Naissance de la Matière de Bretagne

La Matière de Bretagne reprend donc toutes ces notions vues plus haut et nous sont rapportées par les conteurs ou "harpeurs" (car jouant de la harpe) bretons. L’apogée de cette matière étant le cycle arthurien, le plus connu en France (mais il existe bien d’autres thèmes, moins épanouis dans nos régions et que l’on connaît donc moins bien). Dès que les Français se sont emparés eux-mêmes de cette tradition, ils y ont ajouté des éléments propres à leur culture, et notamment chrétiens, que les Bretons (du monde celtique) ont repris à leur compte avec succès. Il y a donc bien eu interpénétration des deux genres littéraires.

Note : Le cadre géographique de la majorité des récits se situe en Cornouailles, au Pays de Galles, en Irlande, mais également en Petite-Bretagne ou Armorique. Il semble qu’il n’y ait aucun inconvénient à traverser la Manche.


Thèmes principaux du mythe arthurien (issus du monde celtique)

Les récits manifestent un vif intérêt pour les ascendants des héros, qui ne peuvent être qu’extraordinaires. On prête à ces ancêtres des vertus ou des relations divines, ce qui rejoint la mythologie classique. Les personnages évoluent dans un monde peuplé de magiciens, de fées, de monstres, de créatures fabuleuses (que ce soient des personnes ou des êtres métamorphosés, cf. Merlin), qui permettent aux héros de démontrer leur bravoure. D’autre part, ils sont attirés aussi par le monde souterrain. Ainsi, par exemple, les fameuses pierres de Stonehenge étaient gardées par des géants qui vivaient sous la terre. C’est ce penchant pour l’inexplicable qui attire le public.
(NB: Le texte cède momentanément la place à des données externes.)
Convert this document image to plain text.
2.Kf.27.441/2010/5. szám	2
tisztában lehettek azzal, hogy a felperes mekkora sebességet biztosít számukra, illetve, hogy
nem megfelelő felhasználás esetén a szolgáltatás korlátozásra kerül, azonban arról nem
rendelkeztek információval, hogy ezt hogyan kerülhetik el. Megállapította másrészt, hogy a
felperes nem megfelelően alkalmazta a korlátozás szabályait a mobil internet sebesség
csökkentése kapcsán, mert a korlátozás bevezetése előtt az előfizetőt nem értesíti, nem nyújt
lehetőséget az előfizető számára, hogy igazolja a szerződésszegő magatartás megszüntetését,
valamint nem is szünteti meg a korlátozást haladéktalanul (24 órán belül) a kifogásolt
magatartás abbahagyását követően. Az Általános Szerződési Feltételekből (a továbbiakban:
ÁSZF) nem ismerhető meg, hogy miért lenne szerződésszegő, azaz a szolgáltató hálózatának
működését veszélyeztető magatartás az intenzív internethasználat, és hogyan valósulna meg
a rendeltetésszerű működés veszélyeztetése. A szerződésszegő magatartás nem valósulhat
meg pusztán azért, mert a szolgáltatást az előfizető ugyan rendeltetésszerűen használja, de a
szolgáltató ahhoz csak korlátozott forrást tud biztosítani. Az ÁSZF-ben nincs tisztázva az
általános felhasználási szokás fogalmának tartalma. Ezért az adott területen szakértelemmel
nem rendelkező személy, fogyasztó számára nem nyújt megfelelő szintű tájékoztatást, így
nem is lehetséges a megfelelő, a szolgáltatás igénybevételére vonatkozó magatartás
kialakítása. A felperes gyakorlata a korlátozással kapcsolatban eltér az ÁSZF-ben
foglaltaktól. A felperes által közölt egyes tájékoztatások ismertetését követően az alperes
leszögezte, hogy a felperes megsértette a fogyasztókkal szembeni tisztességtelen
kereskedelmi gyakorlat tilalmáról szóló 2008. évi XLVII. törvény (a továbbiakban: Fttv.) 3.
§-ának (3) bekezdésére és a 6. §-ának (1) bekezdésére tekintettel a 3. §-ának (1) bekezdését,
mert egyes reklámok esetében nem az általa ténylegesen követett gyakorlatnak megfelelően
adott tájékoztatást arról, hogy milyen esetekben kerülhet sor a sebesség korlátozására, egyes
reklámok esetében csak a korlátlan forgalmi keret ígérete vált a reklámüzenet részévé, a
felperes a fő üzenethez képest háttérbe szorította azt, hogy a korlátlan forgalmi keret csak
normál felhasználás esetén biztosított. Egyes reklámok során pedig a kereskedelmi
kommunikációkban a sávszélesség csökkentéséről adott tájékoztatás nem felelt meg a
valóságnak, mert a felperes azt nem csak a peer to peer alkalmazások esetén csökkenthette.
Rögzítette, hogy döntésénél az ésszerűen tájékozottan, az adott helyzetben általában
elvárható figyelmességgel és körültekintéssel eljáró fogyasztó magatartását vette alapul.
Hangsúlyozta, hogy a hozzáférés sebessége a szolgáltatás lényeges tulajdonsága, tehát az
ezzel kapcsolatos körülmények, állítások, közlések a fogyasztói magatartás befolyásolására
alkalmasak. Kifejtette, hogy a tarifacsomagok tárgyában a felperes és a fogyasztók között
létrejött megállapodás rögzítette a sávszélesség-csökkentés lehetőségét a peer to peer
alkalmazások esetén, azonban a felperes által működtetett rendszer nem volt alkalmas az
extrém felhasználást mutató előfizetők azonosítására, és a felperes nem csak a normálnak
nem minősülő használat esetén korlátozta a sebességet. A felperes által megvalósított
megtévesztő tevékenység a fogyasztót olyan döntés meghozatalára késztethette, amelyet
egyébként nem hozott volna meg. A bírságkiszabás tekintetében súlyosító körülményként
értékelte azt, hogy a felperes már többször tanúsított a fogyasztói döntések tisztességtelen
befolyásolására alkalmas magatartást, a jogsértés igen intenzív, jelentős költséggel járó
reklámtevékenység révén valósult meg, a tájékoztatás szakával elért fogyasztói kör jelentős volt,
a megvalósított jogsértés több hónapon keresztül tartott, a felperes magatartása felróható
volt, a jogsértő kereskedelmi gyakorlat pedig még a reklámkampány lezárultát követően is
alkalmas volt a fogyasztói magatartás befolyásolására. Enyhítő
Le décor est également propice à la rêverie : îles merveilleuses, comme Avallon ou encore cette île enchanteresse, invisible du commun des mortels, seulement accessible par des héros, qui sert d’abri et d’antre à la Dame du Lac. Bien entendu, le personnage central, unificateur, qui sert de point d’ancrage à la plupart des événements et de pratiquement toutes les légendes et histoires, n’est autre que le célèbre roi Arthur, aux origines bien indéfinissables. Il est encore à noter que la plupart des noms des personnages du cycle arthurien sont d’origine celtique, même curieusement en ce qui concerne les créations des auteurs français qui ont voulu garder une certaine homogénéité. Enfin, le point le plus interpellant reste le mystère du Graal, qui n’a encore à ce jour aucune explication rationnelle définitive et dont on ne connaît couramment que la version occidentale qui ne semble pas être la seule interprétation valable.